Вечность мига: роман двухсот авторов - страница 2
Сунув в рот сигару, он щёлкнул зажигалкой, покосившись на дымивший кончик.
Она сидела, поджав ноги, и была вся внимание.
– Кончилось тем, что человек онемел. Он бродил в безмолвии посреди шумного, крикливого мира, страдая от того, что не может возвысить в нём голос. А однажды, созерцая толпу, заглушавшую пение птиц, вспомнил Гарпократа, бога молчания, которого изображали с прислонённым к губам пальцем; и тут его осенило, что каждое слово создано, чтобы быть произнесённым единственный раз, только тогда оно действенно, только тогда несёт смысл. А ещё он понял, что в повседневной жизни, пресной и однообразной, можно обходиться без слов. И тут к нему вернулся дар речи, которым он до конца дней так и не воспользовался…
Он выпустил дым:
– Вначале было Слово, а потом – слова, слова, слова…
– Грустная притча, – пересела она к нему на колени. – От частого повторения слова затираются. – И тут же капризно надула губки: – Глупый, зачем ты это рассказал? Больше не буду говорить, что люблю тебя!
Елизавета Александрова. «Он и она» (1984)
Психология цифр
В отличие от нашей математики, устанавливающей законы сразу для всех чисел, благдвильбрижцы придумали математику для каждого числа в отдельности, точно боясь их обидеть. Поэтому числа у них существуют обособленно, замыкаясь в своих непересекающихся мирах-скорлупках, точно в сотах, властвуют там, не подозревая о наличии друг друга, не подчиняясь общим правилам. Мне кажется, благдвильбрижцы поклоняются числам, как богам. Отведя каждому свою судьбу, мифологию, поселив в отдельные кумирни, они сделали из их ряда языческий пантеон.

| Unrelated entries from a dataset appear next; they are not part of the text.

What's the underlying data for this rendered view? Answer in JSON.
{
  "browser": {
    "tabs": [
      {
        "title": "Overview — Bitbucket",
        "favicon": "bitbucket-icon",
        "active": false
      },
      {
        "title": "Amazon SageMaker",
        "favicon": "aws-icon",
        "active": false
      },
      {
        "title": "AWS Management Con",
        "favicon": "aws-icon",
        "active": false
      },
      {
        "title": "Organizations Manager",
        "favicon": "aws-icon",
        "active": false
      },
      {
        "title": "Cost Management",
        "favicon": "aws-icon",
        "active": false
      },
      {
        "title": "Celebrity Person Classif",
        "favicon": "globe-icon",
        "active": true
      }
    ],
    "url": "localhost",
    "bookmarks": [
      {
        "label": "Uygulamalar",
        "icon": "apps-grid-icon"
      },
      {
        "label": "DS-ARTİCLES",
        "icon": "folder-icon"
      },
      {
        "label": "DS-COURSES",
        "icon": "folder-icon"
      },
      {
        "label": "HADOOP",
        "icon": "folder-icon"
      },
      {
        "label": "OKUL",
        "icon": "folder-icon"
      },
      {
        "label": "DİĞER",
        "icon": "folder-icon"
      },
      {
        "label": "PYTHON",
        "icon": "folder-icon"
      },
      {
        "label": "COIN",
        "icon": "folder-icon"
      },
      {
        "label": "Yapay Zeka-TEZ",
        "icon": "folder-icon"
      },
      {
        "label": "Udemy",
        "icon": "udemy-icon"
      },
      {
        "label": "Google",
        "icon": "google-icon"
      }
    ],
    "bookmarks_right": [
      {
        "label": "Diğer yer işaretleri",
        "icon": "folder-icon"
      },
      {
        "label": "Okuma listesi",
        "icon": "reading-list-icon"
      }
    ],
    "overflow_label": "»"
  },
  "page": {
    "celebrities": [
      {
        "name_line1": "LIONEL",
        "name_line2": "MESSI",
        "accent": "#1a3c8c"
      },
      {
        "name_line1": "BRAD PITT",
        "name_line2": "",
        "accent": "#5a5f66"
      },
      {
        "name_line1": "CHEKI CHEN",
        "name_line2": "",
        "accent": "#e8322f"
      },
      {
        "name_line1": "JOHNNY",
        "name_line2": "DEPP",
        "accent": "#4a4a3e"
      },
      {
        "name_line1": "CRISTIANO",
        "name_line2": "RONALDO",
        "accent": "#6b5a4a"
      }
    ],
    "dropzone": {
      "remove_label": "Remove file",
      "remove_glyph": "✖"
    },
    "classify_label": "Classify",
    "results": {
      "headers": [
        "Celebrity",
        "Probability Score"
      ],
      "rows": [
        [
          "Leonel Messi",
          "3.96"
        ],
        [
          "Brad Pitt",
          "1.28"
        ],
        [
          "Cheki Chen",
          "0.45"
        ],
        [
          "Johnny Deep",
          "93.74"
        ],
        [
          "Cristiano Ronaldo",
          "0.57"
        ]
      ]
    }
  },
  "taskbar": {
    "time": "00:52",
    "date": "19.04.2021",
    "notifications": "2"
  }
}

В Шумриназе, стране, граничащей с Благдвильбриггом, построили математику, в которой результат операций над одними и теми же числами зависит от того, кто их производит. Одни и те же действия приведут дворянина – к одному, простолюдина – к другому, а купца – к третьему. По моему мнению, так закрепляется сословное неравенство. Впрочем, результат зависит и от личных качеств считающего, от того, левша он или правша, женат или холост, и даже от времени суток, когда производятся вычисления, от того, идёт ли дождь или светит солнце. Таким образом, общий счёт у шумриназцев невозможен, и возникающая путаница приводит к бесконечным спорам, чья математика лучше. В пользу своей индивидуальной арифметики они приводили тот довод, что раз голова у каждого своя, то и заключённая в ней вселенная должна иметь свою алгебру и геометрию, которые бы её отражали. «Арифметика, как религия, у каждого своя», – утверждают они. Когда, доказывая обратное, я привёл в пример нашу математику, удобства которой несомненны, потому что дважды два в ней всегда – четыре, а трижды три при любой погоде – девять, они были крайне удивлены. Она показалась им настолько скучной, что грозила свести с ума.
Джонатан ван Орин. «Новые путешествия Гулливера» (1752)
Четвёртая власть
В лесной глуши жили два певца. Когда они выводили трели, то птицы с позором смолкали, а весенние ручьи переставали журчать. Опережая эхо, их бас поочерёдно оглашал лесные окраины, и боги толкались тогда на галёрке, чтобы их услышать. И вот однажды в лесу заблудился столичный репортёр, рыщущий сенсации, точно свинья – жёлуди. Тропинка привела его к хижине одного из певцов, и он, недолго думая, толкнул дверь.
Фамилия хозяина оказалась Шаляпин.
Имени другого певца так никто и не узнал.